|
Hello,
On Mon, 24 Nov 2025, Pablo Neira Ayuso wrote:
> On Sun, Oct 19, 2025 at 06:57:00PM +0300, Julian Anastasov wrote:
> > Some places walk the services under mutex but they can just use RCU:
> >
> > * ip_vs_dst_event() uses ip_vs_forget_dev() which uses its own lock
> > to modify dest
> > * ip_vs_genl_dump_services(): ip_vs_genl_fill_service() just fills skb
> > * ip_vs_genl_parse_service(): move RCU lock to callers
> > ip_vs_genl_set_cmd(), ip_vs_genl_dump_dests() and ip_vs_genl_get_cmd()
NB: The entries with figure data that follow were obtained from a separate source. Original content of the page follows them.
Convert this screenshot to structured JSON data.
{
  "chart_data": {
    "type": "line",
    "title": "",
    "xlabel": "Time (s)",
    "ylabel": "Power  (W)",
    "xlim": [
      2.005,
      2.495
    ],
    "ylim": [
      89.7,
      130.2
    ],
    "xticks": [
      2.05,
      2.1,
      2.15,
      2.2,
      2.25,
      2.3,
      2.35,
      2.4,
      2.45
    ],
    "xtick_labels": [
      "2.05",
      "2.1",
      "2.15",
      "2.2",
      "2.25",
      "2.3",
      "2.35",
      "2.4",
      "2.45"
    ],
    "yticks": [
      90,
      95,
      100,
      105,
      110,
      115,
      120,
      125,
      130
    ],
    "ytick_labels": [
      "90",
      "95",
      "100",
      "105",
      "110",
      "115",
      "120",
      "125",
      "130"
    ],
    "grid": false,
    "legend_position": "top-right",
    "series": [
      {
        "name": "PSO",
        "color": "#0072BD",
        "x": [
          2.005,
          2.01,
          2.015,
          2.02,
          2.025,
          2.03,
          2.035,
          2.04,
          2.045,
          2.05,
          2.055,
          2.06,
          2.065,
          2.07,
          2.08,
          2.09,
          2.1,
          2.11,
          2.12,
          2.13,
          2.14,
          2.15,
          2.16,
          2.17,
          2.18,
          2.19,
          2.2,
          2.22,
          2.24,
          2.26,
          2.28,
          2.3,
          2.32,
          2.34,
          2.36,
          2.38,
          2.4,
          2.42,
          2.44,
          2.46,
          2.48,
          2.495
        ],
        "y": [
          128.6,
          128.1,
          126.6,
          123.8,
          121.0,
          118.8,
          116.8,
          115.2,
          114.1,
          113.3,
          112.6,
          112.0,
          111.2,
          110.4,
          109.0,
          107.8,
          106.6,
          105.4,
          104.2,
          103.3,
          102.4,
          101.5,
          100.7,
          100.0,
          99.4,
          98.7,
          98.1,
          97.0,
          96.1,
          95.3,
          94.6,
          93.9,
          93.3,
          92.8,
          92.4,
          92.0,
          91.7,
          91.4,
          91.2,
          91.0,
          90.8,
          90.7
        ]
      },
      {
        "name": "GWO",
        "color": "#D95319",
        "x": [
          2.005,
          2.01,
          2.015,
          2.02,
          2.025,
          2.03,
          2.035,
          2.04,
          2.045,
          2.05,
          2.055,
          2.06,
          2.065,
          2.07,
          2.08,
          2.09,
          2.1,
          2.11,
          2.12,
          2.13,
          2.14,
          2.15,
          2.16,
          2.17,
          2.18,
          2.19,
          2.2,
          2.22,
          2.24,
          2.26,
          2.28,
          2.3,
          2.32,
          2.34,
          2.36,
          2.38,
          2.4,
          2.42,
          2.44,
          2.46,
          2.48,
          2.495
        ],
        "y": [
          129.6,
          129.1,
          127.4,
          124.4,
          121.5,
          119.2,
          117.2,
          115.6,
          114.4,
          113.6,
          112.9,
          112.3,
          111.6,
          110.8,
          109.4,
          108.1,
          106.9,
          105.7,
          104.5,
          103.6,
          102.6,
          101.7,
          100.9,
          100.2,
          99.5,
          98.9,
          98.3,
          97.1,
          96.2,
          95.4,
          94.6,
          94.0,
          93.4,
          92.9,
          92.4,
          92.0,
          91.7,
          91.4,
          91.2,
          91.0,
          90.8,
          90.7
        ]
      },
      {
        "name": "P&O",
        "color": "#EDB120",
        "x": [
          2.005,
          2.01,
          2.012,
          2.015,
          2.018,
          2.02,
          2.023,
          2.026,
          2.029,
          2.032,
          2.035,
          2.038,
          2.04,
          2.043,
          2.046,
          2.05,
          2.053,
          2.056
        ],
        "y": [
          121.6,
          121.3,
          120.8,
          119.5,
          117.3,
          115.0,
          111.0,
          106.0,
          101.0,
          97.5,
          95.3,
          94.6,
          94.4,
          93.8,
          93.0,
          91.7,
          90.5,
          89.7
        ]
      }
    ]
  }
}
> > * ip_vs_genl_dump_dests(): just fill skb
> >
> > Signed-off-by: Julian Anastasov <ja@xxxxxx>
> > ---
> > net/netfilter/ipvs/ip_vs_ctl.c | 47 +++++++++++++++++-----------------
> > 1 file changed, 23 insertions(+), 24 deletions(-)
> >
> > diff --git a/net/netfilter/ipvs/ip_vs_ctl.c b/net/netfilter/ipvs/ip_vs_ctl.c
> > index 2fb9034b4f53..b18d08d79bcb 100644
> > --- a/net/netfilter/ipvs/ip_vs_ctl.c
> > +++ b/net/netfilter/ipvs/ip_vs_ctl.c
> > @@ -1759,23 +1759,21 @@ static int ip_vs_dst_event(struct notifier_block
> > *this, unsigned long event,
> > if (event != NETDEV_DOWN || !ipvs)
> > return NOTIFY_DONE;
> > IP_VS_DBG(3, "%s() dev=%s\n", __func__, dev->name);
> > - mutex_lock(&ipvs->service_mutex);
> > + rcu_read_lock();
>
First, thanks for the review!
> Control plane can still add destinations to svc->destinations that can
> be skipped by the rcu walk. I think it should be possible to trigger
> leaks with a sufficiently large list, given concurrent updates can
> happen. ip_vs_forget_dev() has its own lock, but this is a per-dest
> lock which is taken during the list walk.
Even if dest is added, its dest_dst will be allocated on
next packet. And this is not the real problem.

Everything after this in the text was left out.